Bramantyo kemudian beralih ke Nadia. Ia mencengkeram bahu Nadia dengan kasar. "Dan kau, gadis kecil yang kusembah... ternyata kau sama saja dengan wanita murahan lainnya! Kau menggunakan kehamilanmu untuk membuatku lengah sementara kau bermain di belakangku dengan adikku sendiri?!"
"Bram, aku bersumpah aku baru bangun tidur! Aku tidak melakukan apa pun!" tangis Nadia pecah. "Dia menjebakku, Bram!"
Tapi Bramantyo sudah dibutakan oleh luka masa lalu. Baginya, pengkhianatan dari dua orang terdekatnya adalah kiamat. "Jangan sebut namaku dengan mulut kotor itu! Aku sudah melihatnya sendiri! Kamera pengawas di taman atap kemarin... senyumanmu padanya... kalian sudah merencanakannya, kan?!"
Tanpa mencari bukti lebih lanjut, tanpa memeriksa CCTV kamar (yang ternyata sudah dideaktivasi Adrian sebelumnya), Bramantyo menarik Nadia keluar dari kamar.
"PERGI!" teriak Bramantyo. "Bawa anak itu bersamamu! Aku tidak peduli lagi apakah itu darah dagingku atau darah daging pengkhianat ini! Keluar dari rumahku, keluar dari hidupku!"
Bramantyo melemparkan tas kecil berisi beberapa pakaian Nadia ke lantai. Di bawah guyuran hujan lebat Jakarta malam itu, Nadia diusir paksa oleh petugas keamanan atas perintah langsung dari Bramantyo yang sedang kalap.

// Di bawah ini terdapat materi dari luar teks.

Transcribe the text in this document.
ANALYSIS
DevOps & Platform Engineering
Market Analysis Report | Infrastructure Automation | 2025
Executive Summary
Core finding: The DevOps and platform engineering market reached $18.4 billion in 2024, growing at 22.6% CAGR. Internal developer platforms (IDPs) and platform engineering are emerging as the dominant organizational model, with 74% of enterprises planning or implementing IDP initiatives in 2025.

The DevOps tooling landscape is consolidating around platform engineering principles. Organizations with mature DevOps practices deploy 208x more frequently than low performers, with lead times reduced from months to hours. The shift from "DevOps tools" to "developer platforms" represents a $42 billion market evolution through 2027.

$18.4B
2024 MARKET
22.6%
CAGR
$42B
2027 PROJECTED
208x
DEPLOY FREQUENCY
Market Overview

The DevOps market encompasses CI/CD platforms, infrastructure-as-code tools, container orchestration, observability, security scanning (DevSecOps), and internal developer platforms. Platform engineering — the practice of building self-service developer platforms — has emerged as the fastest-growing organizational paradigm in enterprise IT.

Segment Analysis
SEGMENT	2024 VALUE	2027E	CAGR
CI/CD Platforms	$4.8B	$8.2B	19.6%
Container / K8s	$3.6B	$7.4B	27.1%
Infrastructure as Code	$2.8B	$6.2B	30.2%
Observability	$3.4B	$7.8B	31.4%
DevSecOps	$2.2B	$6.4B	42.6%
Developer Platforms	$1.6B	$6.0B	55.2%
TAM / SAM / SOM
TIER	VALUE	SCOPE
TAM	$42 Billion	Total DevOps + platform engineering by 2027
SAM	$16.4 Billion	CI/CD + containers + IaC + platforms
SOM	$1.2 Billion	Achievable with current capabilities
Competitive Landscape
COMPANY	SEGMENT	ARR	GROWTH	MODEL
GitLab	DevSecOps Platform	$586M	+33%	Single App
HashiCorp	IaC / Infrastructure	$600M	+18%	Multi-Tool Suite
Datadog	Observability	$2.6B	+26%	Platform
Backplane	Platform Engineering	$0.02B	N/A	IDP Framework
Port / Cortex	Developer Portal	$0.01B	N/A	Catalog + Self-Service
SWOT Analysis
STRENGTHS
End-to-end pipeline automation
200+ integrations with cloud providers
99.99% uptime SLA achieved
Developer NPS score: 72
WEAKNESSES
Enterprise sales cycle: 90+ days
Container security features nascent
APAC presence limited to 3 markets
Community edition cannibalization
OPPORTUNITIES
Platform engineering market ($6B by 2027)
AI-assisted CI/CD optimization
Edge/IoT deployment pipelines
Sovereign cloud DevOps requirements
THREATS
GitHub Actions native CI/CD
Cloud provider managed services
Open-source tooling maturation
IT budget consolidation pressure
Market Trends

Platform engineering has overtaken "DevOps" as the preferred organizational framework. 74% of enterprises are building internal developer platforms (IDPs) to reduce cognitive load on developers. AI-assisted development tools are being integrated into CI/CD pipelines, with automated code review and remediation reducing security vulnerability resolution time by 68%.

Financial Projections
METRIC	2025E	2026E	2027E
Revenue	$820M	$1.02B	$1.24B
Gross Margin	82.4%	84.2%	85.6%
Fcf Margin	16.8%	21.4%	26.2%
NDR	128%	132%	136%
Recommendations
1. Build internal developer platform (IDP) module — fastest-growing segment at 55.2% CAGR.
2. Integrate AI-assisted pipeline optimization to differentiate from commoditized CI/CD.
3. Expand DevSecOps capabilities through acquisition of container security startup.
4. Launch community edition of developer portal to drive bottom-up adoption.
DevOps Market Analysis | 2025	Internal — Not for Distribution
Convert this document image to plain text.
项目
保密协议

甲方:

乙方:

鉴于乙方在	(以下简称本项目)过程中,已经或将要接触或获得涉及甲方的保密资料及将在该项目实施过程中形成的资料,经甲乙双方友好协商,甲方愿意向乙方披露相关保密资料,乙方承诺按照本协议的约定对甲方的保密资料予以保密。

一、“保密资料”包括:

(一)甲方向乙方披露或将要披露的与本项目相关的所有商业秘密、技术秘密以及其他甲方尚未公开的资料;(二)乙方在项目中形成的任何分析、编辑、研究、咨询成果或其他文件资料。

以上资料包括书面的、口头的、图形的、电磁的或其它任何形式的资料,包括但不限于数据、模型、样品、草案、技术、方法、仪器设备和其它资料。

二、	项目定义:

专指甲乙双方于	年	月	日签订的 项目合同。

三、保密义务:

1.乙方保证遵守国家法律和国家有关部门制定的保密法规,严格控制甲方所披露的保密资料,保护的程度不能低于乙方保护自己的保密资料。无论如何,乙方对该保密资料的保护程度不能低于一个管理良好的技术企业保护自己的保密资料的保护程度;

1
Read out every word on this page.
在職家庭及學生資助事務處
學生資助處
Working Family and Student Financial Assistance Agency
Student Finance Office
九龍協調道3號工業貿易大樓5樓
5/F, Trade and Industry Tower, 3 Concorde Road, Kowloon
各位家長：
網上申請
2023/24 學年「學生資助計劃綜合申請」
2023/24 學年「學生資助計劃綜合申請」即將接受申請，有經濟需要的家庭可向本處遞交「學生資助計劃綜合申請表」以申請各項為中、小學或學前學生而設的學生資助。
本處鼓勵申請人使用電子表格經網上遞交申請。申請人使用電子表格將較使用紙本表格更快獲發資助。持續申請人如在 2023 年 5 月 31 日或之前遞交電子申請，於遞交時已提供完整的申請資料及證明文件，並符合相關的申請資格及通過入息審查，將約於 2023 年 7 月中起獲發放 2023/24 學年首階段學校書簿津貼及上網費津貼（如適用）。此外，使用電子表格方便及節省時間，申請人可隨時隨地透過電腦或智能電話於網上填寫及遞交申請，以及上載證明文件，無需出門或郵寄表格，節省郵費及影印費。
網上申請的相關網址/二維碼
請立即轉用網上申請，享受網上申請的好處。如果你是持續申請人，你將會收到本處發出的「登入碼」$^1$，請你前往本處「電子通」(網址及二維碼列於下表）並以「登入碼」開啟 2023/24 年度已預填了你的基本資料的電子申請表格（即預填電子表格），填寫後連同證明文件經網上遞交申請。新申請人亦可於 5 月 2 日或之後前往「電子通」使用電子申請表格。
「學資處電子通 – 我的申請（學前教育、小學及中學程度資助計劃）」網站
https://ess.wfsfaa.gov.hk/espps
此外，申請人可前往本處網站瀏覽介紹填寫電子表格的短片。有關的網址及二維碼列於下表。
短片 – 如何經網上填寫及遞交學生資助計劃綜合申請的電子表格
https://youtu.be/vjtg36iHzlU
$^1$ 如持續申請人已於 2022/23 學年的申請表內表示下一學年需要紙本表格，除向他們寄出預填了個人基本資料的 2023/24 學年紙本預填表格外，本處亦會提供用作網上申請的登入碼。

Nadia berdiri di depan gerbang mewah itu, kehujanan, memegangi perutnya yang mulai membuncit, tidak memiliki tujuan dan uang.
Sementara itu, di dalam penthouse, Adrian berdiri dengan senyum kemenangan saat melihat kakaknya hancur, duduk bersimpuh di lantai sambil memecahkan gelas-gelas kristal.
"Tugas selesai," bisik Adrian pada dirinya sendiri.
Keesokan harinya, Adrian menghilang. Ia meninggalkan surat singkat untuk Bramantyo: "Terima kasih atas permainannya, Kak. Ternyata menghancurkan hatimu jauh lebih mudah daripada merebut perusahaanmu. Aku pergi ke London, dan jangan repot-repot mencariku. Selamat menikmati kesepianmu."
Bramantyo tersentak. Ia baru menyadari bahwa ia mungkin telah melakukan kesalahan fatal, namun harga dirinya yang setinggi langit mencegahnya untuk mencari Nadia. Ia tenggelam dalam botol alkohol, menghancurkan diri sendiri di dalam istananya yang kini benar-benar kosong.
Nadia, di sisi lain, berjalan di tengah kota yang dingin, sendirian dengan janin di rahimnya, membawa kebencian baru yang lebih besar dari sebelumnya.